Exactly. Isn't this just like a wolf warning that the chicken coop should have a free and open society with no fences?

Or to put it another way: Is there any answer that you're going to give that doesn't recommend I spend dump trucks full of cash at your company?

Re:How do you know you need anti-virus?

[donaldm]

I don't need anti-virus because I use Linux (Ubuntu, Puppy, PCLinuxOS)! "Malware", Virus, Worms, Trojans, etc., do not effect my PCs.

I run Linux as well, however what you just said applies to a Linux user not running as root.

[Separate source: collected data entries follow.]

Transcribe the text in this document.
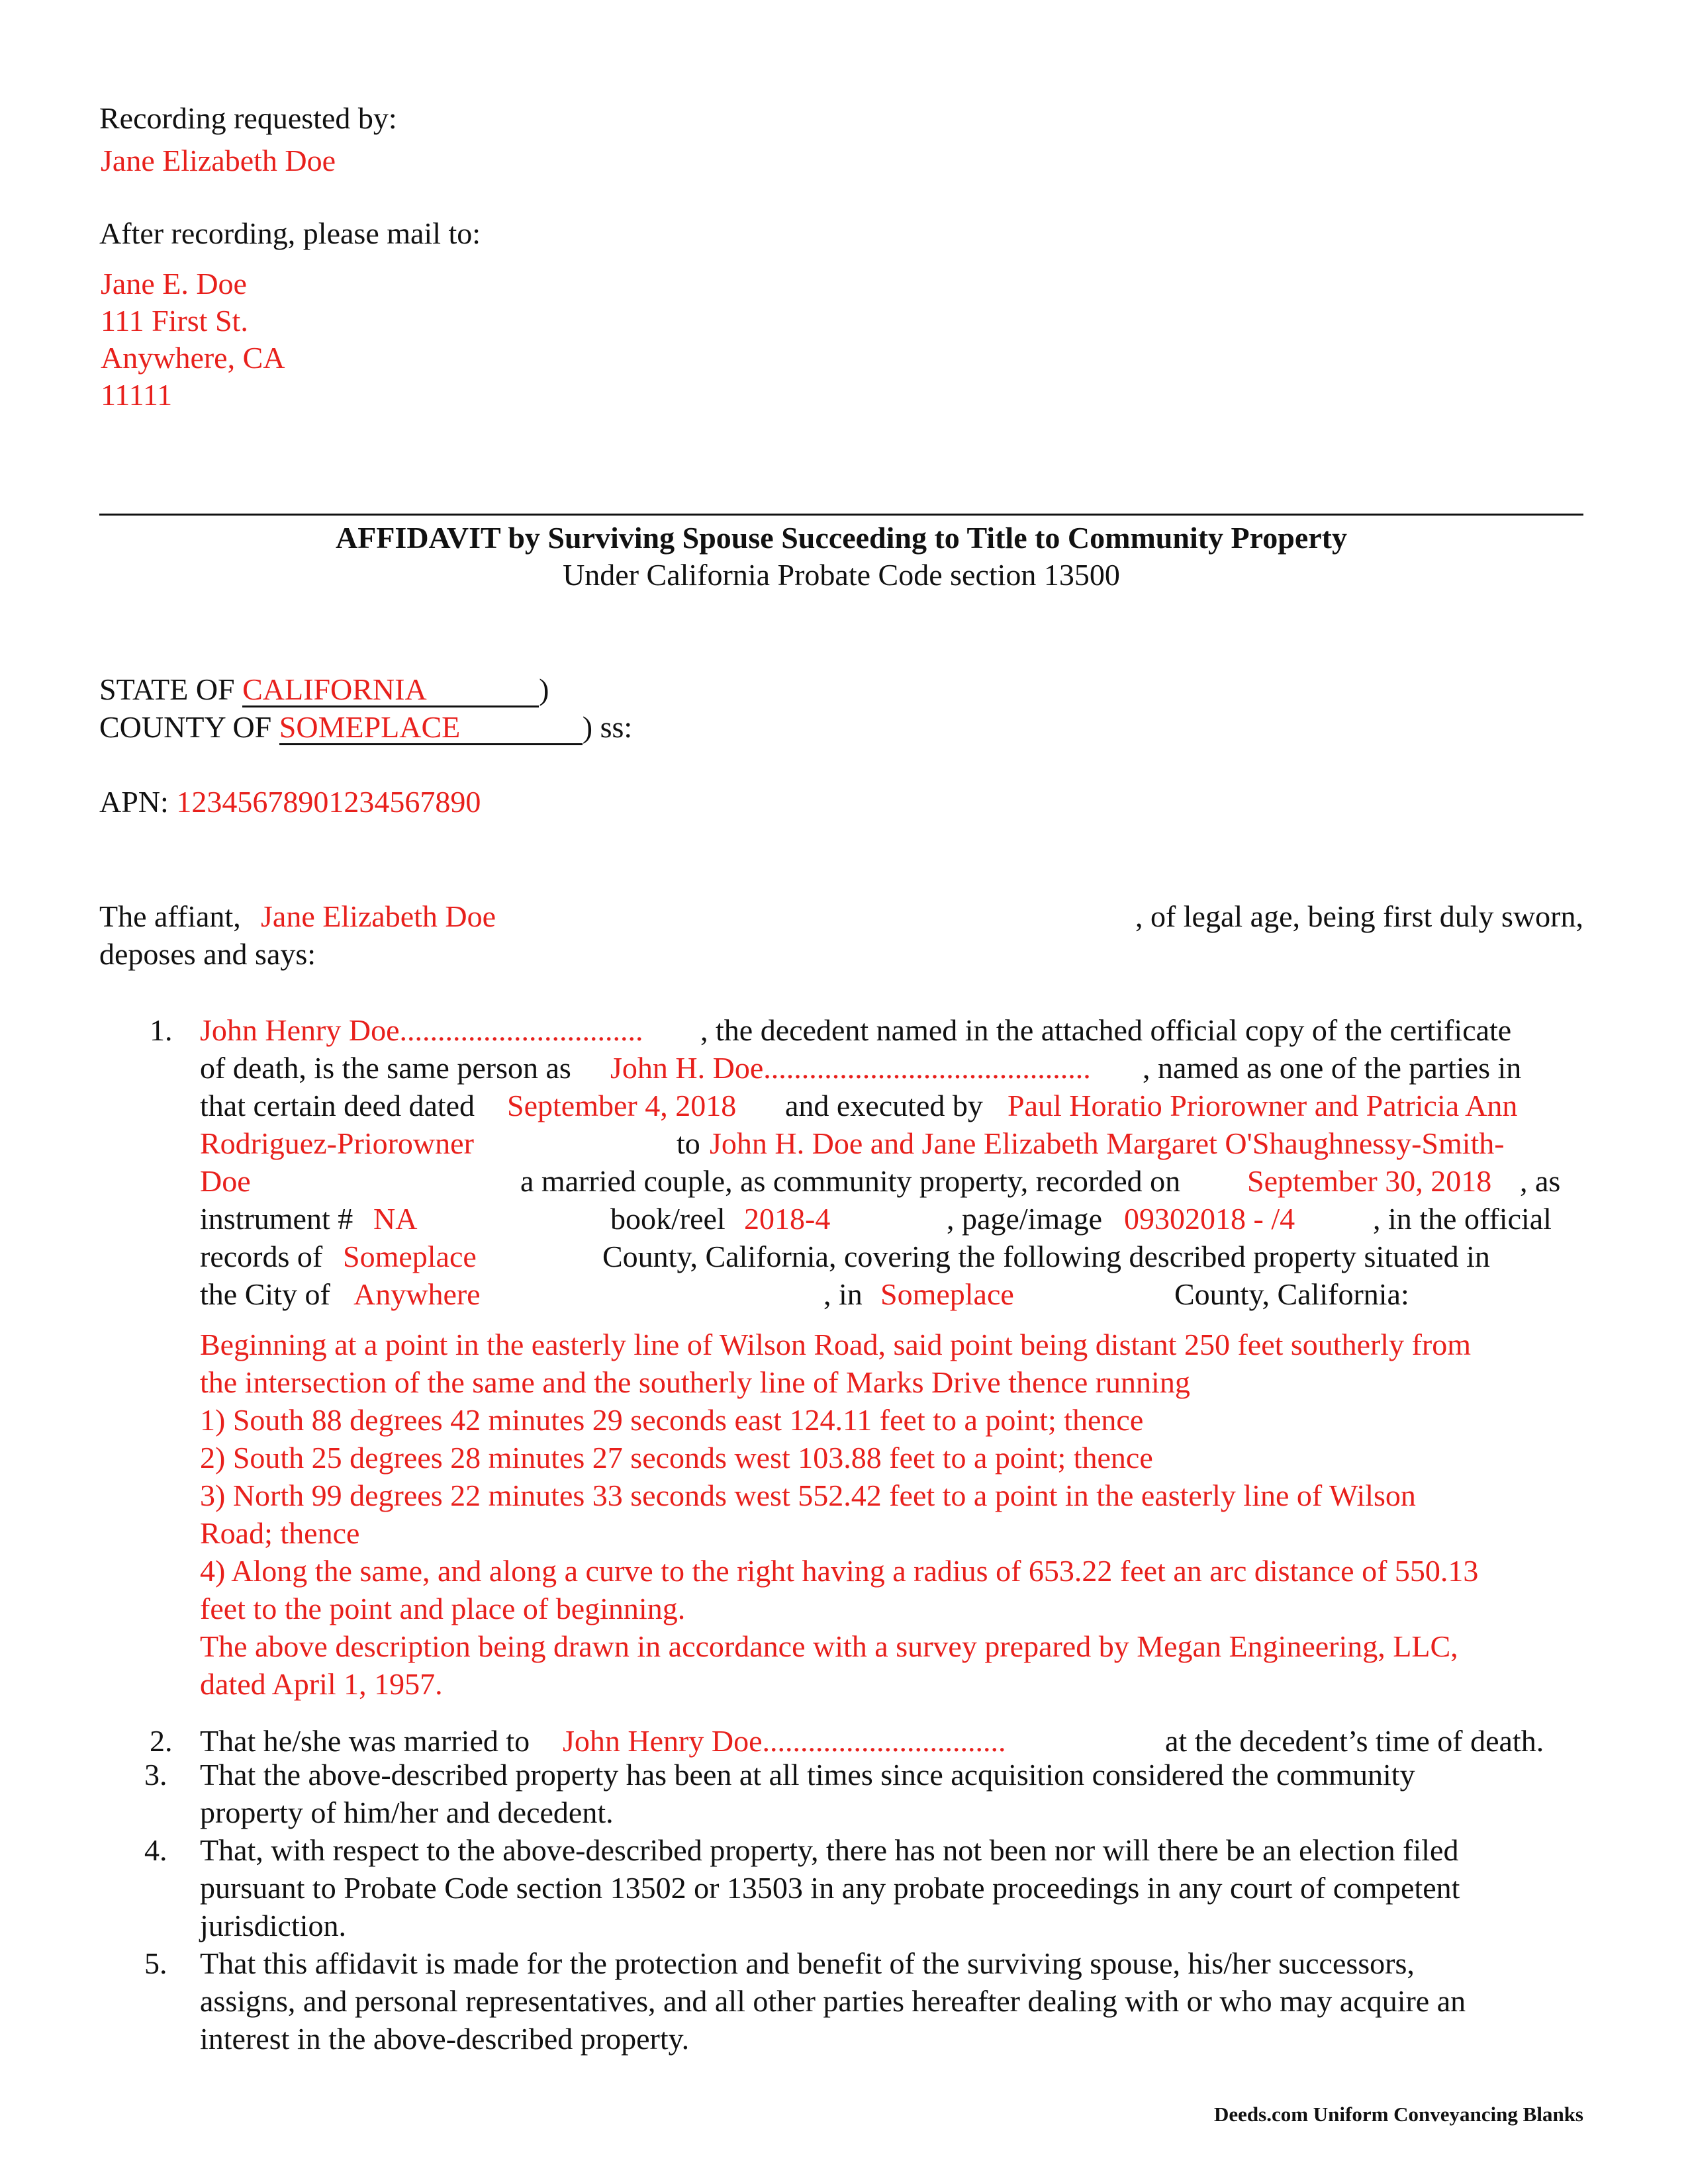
Recording requested by:
Jane Elizabeth Doe
After recording, please mail to:
Jane E. Doe
111 First St.
Anywhere, CA
11111
AFFIDAVIT by Surviving Spouse Succeeding to Title to Community Property
Under California Probate Code section 13500
STATE OF CALIFORNIA	)
COUNTY OF SOMEPLACE	) ss:
APN: 12345678901234567890
The affiant, Jane Elizabeth Doe	, of legal age, being first duly sworn,
deposes and says:
1. John Henry Doe................................ , the decedent named in the attached official copy of the certificate
of death, is the same person as John H. Doe........................................... , named as one of the parties in
that certain deed dated September 4, 2018 and executed by Paul Horatio Priorowner and Patricia Ann
Rodriguez-Priorowner	to John H. Doe and Jane Elizabeth Margaret O'Shaughnessy-Smith-
Doe	a married couple, as community property, recorded on September 30, 2018 , as
instrument # NA	book/reel 2018-4	, page/image 09302018 - /4	, in the official
records of Someplace	County, California, covering the following described property situated in
the City of Anywhere	, in Someplace	County, California:
Beginning at a point in the easterly line of Wilson Road, said point being distant 250 feet southerly from
the intersection of the same and the southerly line of Marks Drive thence running
1) South 88 degrees 42 minutes 29 seconds east 124.11 feet to a point; thence
2) South 25 degrees 28 minutes 27 seconds west 103.88 feet to a point; thence
3) North 99 degrees 22 minutes 33 seconds west 552.42 feet to a point in the easterly line of Wilson
Road; thence
4) Along the same, and along a curve to the right having a radius of 653.22 feet an arc distance of 550.13
feet to the point and place of beginning.
The above description being drawn in accordance with a survey prepared by Megan Engineering, LLC,
dated April 1, 1957.
2. That he/she was married to John Henry Doe................................	at the decedent’s time of death.
3. That the above-described property has been at all times since acquisition considered the community
property of him/her and decedent.
4. That, with respect to the above-described property, there has not been nor will there be an election filed
pursuant to Probate Code section 13502 or 13503 in any probate proceedings in any court of competent
jurisdiction.
5. That this affidavit is made for the protection and benefit of the surviving spouse, his/her successors,
assigns, and personal representatives, and all other parties hereafter dealing with or who may acquire an
interest in the above-described property.
Deeds.com Uniform Conveyancing Blanks
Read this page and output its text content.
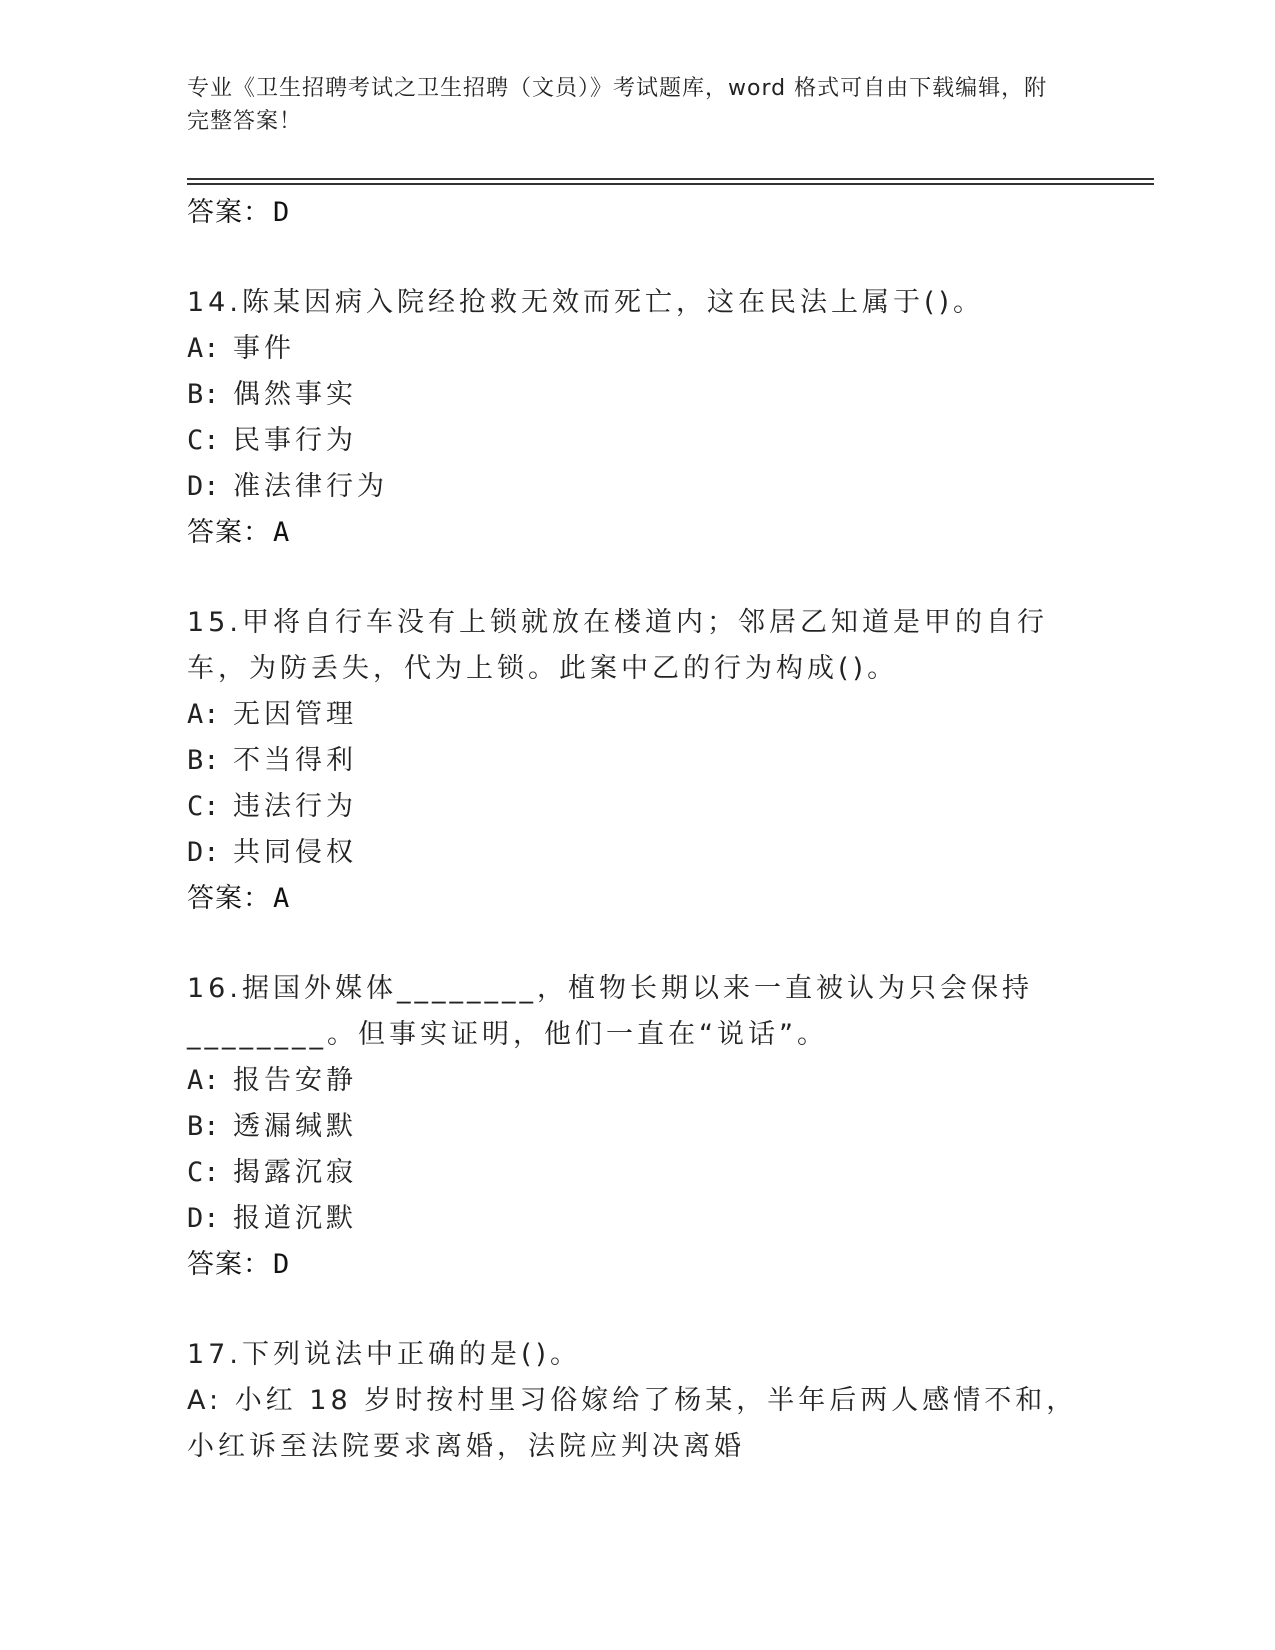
专业《卫生招聘考试之卫生招聘（文员）》考试题库，word 格式可自由下载编辑，附完整答案！
答案：D
14.陈某因病入院经抢救无效而死亡，这在民法上属于()。
A: 事件
B: 偶然事实
C: 民事行为
D: 准法律行为
答案：A
15.甲将自行车没有上锁就放在楼道内；邻居乙知道是甲的自行车，为防丢失，代为上锁。此案中乙的行为构成()。
A: 无因管理
B: 不当得利
C: 违法行为
D: 共同侵权
答案：A
16.据国外媒体________，植物长期以来一直被认为只会保持________。但事实证明，他们一直在“说话”。
A: 报告安静
B: 透漏缄默
C: 揭露沉寂
D: 报道沉默
答案：D
17.下列说法中正确的是()。
A: 小红 18 岁时按村里习俗嫁给了杨某，半年后两人感情不和，小红诉至法院要求离婚，法院应判决离婚
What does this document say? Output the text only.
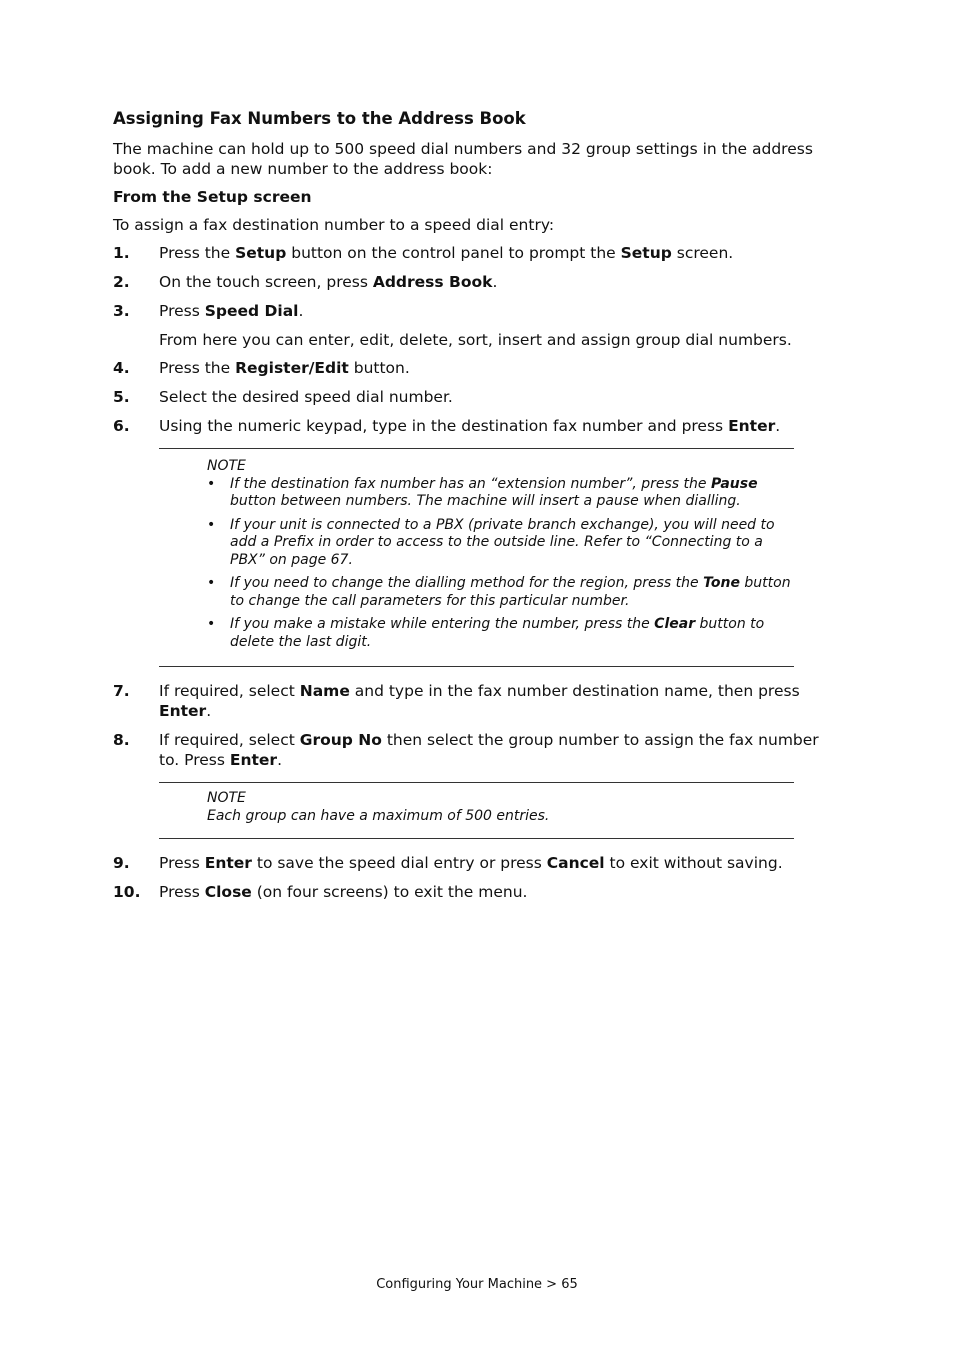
Assigning Fax Numbers to the Address Book

The machine can hold up to 500 speed dial numbers and 32 group settings in the address book. To add a new number to the address book:

From the Setup screen

To assign a fax destination number to a speed dial entry:

1.	Press the Setup button on the control panel to prompt the Setup screen.
2.	On the touch screen, press Address Book.
3.	Press Speed Dial.
From here you can enter, edit, delete, sort, insert and assign group dial numbers.
4.	Press the Register/Edit button.
5.	Select the desired speed dial number.
6.	Using the numeric keypad, type in the destination fax number and press Enter.
NOTE
• If the destination fax number has an “extension number”, press the Pause button between numbers. The machine will insert a pause when dialling.
• If your unit is connected to a PBX (private branch exchange), you will need to add a Prefix in order to access to the outside line. Refer to “Connecting to a PBX” on page 67.
• If you need to change the dialling method for the region, press the Tone button to change the call parameters for this particular number.
• If you make a mistake while entering the number, press the Clear button to delete the last digit.
7.	If required, select Name and type in the fax number destination name, then press Enter.
8.	If required, select Group No then select the group number to assign the fax number to. Press Enter.
NOTE
Each group can have a maximum of 500 entries.
9.	Press Enter to save the speed dial entry or press Cancel to exit without saving.
10.	Press Close (on four screens) to exit the menu.
Configuring Your Machine > 65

Unfortunately many people I know who should know better are quite happy logging in as root and this can lead to issues not unlike those affecting a Microsoft OS. All machines I set-up or even manage are set-up such that you cannot login as root either via telnet (now depreciated) or ssh. Of course that won't stop people logging in as root on the console in the case of a personal computer or workstation.

From personal experience Linux in the enterprise requires Anti Virus protection at least for those machines that are internet facing not because Linux is actually affected by mall-ware associated with Microsoft OS's and applications but because you need to protect any Microsoft products that may connect to the Linux machines. It has never ceased to amaze me that many businesses see this as normal and it is utterly pointless to try an explain to them what is wrong with this picture.